Mechanical water lifting is used both for irrigating the entire given area as a whole, and for irrigating individual, elevated areas within the gravity irrigation area (moreover, water rises from a river or from irrigation canals). This combination of gravity irrigation and irrigation with mechanical lifting of water in many cases is quite reasonable.
Irrigation, in which water from a source is supplied to the system using water-lifting mechanisms, is called machine (mechanical water lifting). The head structure is a water-lifting installation that pumps water to the irrigated area through a pressure pipeline. Water from the source is raised to the highest marks of the entire irrigated area or its individual zones, and from there it is distributed by gravity channels or pressure pipelines.
Machine water lifting is used both for irrigation of the entire area, and for individual elevated areas with gravity irrigation.
In sprinkling irrigation, pumping stations not only supply the specified flow rates, but also create the necessary water pressure.
The disadvantage of irrigation with a machine lift is the need for complex pumping and power equipment, electricity, and high operating costs. All this increases the cost of water supplied to the fields.
However, pumped irrigation, despite the high operating costs and high cost, is often economically feasible and cost-effective.
Routes of main irrigation canals and pumping stations with machine water lifting can be located according to four schemes.
First scheme. The entire irrigated area is located in one zone, irrigated by one main main canal that receives water from a pumping station through a pressure pipeline.
Second scheme. The same irrigated area as in the first scheme, but water is supplied not through one, but through several channels. The area is divided into several zones of water rise and each is served by its main main canal, which is routed along the highest marks of the corresponding zone, and receives water through separate pressure pipelines, but from a common coastal pumping station.
Third scheme. The irrigated area is also divided into zones, but each zonal canal is fed by independent pumping stations that sequentially supply water from the underlying to the overlying zones.

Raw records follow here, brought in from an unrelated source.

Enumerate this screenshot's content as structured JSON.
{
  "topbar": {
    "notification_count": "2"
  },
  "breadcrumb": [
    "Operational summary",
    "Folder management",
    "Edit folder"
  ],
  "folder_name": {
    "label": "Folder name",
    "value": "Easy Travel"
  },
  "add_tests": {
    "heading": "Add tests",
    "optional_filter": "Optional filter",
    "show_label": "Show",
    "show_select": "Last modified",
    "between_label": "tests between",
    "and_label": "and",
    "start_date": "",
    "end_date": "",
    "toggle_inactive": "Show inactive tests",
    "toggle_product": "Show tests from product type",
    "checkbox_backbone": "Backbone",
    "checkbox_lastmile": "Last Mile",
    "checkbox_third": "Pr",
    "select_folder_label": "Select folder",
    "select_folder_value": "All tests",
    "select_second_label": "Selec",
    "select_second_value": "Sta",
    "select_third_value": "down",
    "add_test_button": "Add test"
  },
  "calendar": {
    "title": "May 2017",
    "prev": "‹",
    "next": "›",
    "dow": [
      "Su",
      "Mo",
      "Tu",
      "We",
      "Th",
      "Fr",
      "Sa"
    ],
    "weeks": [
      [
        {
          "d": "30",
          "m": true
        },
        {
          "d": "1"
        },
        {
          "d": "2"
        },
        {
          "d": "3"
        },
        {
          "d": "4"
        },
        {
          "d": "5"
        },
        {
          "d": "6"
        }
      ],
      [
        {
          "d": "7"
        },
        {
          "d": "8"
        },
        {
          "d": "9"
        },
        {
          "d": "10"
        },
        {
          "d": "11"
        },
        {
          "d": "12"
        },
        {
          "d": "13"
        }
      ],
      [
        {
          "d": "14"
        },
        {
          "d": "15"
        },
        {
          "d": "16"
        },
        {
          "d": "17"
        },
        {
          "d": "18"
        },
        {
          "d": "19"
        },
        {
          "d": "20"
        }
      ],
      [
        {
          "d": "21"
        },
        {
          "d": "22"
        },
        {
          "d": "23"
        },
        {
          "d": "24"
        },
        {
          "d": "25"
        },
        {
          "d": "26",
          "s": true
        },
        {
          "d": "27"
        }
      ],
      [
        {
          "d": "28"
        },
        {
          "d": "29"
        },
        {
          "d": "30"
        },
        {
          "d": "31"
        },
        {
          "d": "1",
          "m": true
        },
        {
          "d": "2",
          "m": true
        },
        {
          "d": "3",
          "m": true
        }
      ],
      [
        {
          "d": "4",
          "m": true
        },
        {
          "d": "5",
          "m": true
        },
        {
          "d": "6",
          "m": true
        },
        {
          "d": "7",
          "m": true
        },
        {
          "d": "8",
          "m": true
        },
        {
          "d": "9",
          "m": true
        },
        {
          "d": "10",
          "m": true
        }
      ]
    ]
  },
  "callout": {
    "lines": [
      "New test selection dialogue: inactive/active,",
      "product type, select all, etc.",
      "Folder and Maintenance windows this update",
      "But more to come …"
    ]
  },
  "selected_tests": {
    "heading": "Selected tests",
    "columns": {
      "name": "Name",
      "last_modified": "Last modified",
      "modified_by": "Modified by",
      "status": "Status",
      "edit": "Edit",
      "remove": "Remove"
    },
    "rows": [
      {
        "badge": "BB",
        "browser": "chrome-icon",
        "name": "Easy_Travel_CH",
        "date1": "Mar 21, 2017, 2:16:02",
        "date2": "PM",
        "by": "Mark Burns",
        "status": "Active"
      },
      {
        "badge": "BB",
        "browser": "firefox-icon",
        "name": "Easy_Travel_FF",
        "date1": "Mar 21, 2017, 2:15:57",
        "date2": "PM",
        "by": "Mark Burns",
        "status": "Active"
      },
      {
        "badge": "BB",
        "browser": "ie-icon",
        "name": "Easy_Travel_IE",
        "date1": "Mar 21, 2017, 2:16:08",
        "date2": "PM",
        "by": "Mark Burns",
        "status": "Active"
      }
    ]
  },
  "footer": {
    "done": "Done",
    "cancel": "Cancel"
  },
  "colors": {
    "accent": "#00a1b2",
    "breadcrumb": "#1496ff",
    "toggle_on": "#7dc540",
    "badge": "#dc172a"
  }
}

The first coastal pumping station NS-1 delivers to the height of the first zone the water flow required for irrigation of all three zones. Station NS-2 delivers to the height of the second zone the water flow required for irrigation of the second and third zones, station NS-3 - to the highest elevations of the third zone.
Fourth scheme. The irrigated area is divided into zones, and each has its own water supply, independent of other zones; Each zone is supplied with water by an independent coastal pumping station. This scheme is used in the operation of mobile pumping stations.
The correct solution of the problem of mechanical irrigation is associated with the establishment of the number of swing zones. At the same time, the division of the irrigation area into separate zones is of great importance. The power of pumping stations decreases with the increase in swing zones, and vice versa. Therefore, when designing, such a combination of the location of channels and pumping stations is found that gives the lowest construction and operating costs for pumping stations and main channels.
When designing pumping stations, the expediency of irrigating a given area with one large water-lifting installation or several installations of smaller capacity is established.
For machine water supply, stationary and mobile pumping stations and installations are used. Stationary pumping stations are more widely used than mobile ones. Stationary stations include a complex of hydraulic structures: water intake, supply channel, intake basin, station building, pressure pipelines, pressure intake basin.